When Paul gets to chapter 7, there is no way to make the teeter totter of religion work. Over the years, theologians have come up with some wild explanations for Paul’s words because they can’t fit his wine into their old wineskin. The same will be true for us if we miss these subtle nuances.

Paul goes on to say:

“But now that you have been set free from sin and have become slaves of God, the fruit you get leads to sanctification and its end, eternal life. For the wages of sin is death, but the free gift of God is eternal life in Christ Jesus our Lord.” (v.22-23)

Paul’s thesis is that we all begin and remain in slavery to the function of sin in our human nature. Freedom is not the end of slavery but the ability to choose our captor. This universal slavery to sin has been interrupted by the work of God’s love and grace through Christ…to all people, but we don’t all perceive it…for various reasons. Therefore there are two paths of experience which result in two types of slaves. The slave of obligation and the slave of compulsion.
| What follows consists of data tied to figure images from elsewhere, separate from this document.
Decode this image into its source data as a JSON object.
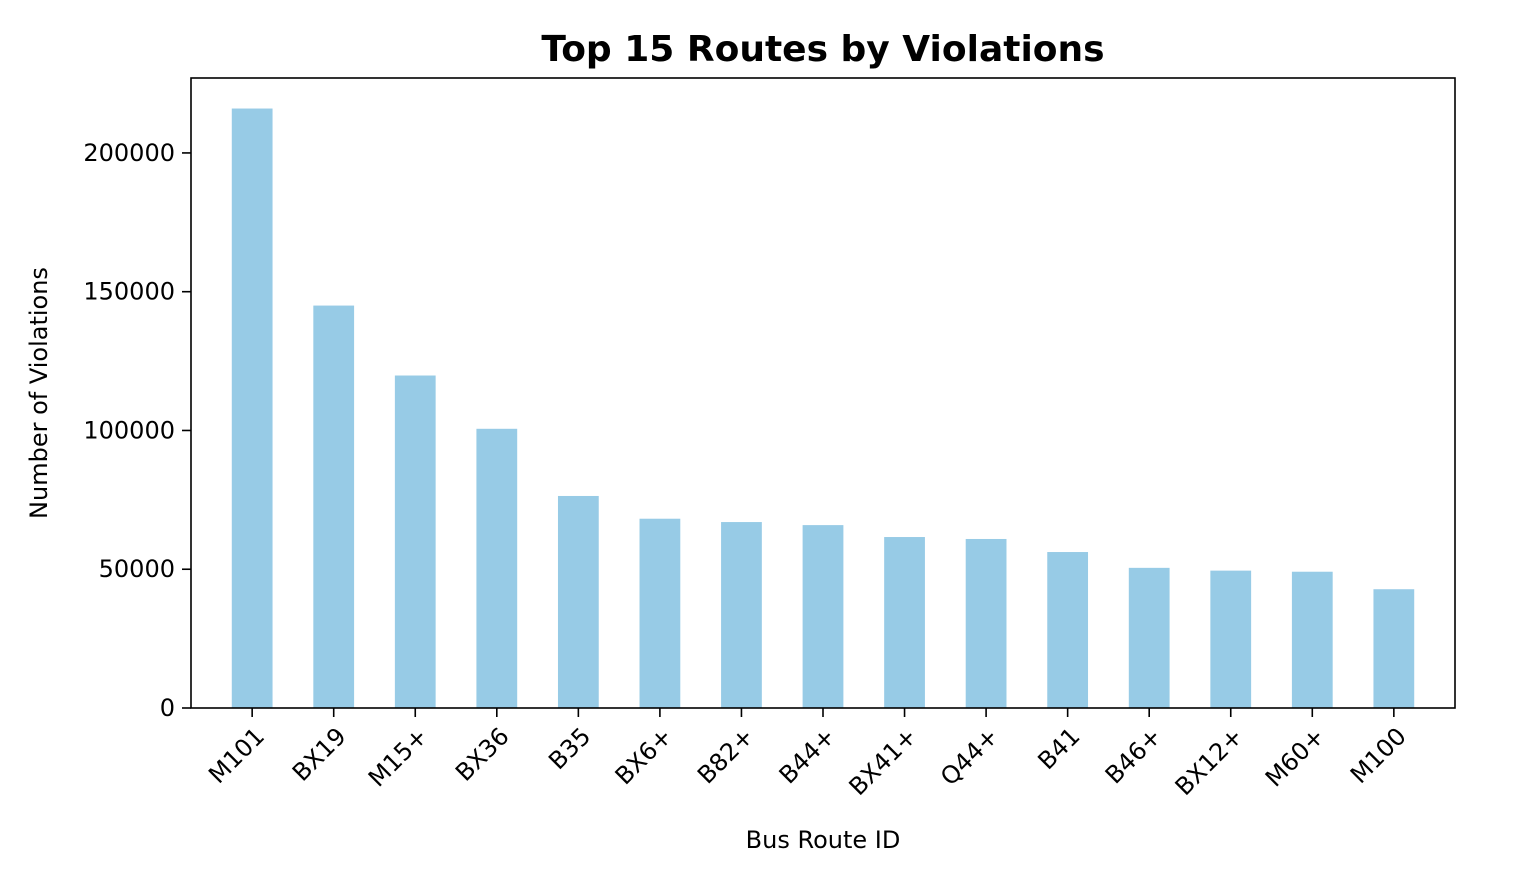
{
  "chart_data": {
    "type": "bar",
    "title": "Top 15 Routes by Violations",
    "xlabel": "Bus Route ID",
    "ylabel": "Number of Violations",
    "categories": [
      "M101",
      "BX19",
      "M15+",
      "BX36",
      "B35",
      "BX6+",
      "B82+",
      "B44+",
      "BX41+",
      "Q44+",
      "B41",
      "B46+",
      "BX12+",
      "M60+",
      "M100"
    ],
    "values": [
      216000,
      145000,
      119800,
      100600,
      76400,
      68200,
      67000,
      65900,
      61600,
      60900,
      56200,
      50500,
      49500,
      49100,
      42800
    ],
    "ylim": [
      0,
      227000
    ],
    "yticks": [
      0,
      50000,
      100000,
      150000,
      200000
    ],
    "bar_color": "#97cbe6",
    "grid": false,
    "legend": "none"
  }
}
I’m going to nerd out a bit to help make a point. In 6:22-23, Paul uses three words to summarize the relationship in this dynamic flow of slavery. The Greek is helpful here, because it reveals the three results of slavery:

  1. That which we earn (òphónion-wages).
  2. That trajectory we don’t control (télos-end).
  3. That which springs up out of this flow (karpós-fruit)

The Greek uses the accusative form for télos (end) and karpós (fruit) indicating these two are direct objects. This means these results come from something happening to them (Gods grace of sanctification and eternal life (v.22, 23). Paul switches to òphónion (wages)in the nominative form, which means it’s stating an ongoing state or existing fact (we earn our death by sin). Most bible teachers miss this and unfortunately interpret each result as earned wages. (Ex: We “earn” eternal life and sanctification.)

This is where the snag sets in. Evangelicalism’s gospel still says we “earn” eternal life by converting to Christianity. Paul’s Gospel makes no such claim. New Testament Jews, Samaritans, Ethiopians, Centurions, and Hellenists were all Christ followers despite their being from different religions. Paul is not starting a new alternative religion to which we must convert in order to receive God’s acceptance. The biblical revelation is clear, a person can follow Christ from any or no religion through faith, or considering that they are good with God. Religion doesn’t validate or codify these “ways of thinking“, instead, it actually obscures them. Religion has become slavery to obligation by controlling access, the Gospel is slavery to the compulsion of love by removing all barriers to access.

What if we started our spiritual discovery as insiders already, rather than outsiders who have to make a decision about whether or not to join? How would that change how our Super Bowl audience heard the Good News? How does it change how the church should talk about it?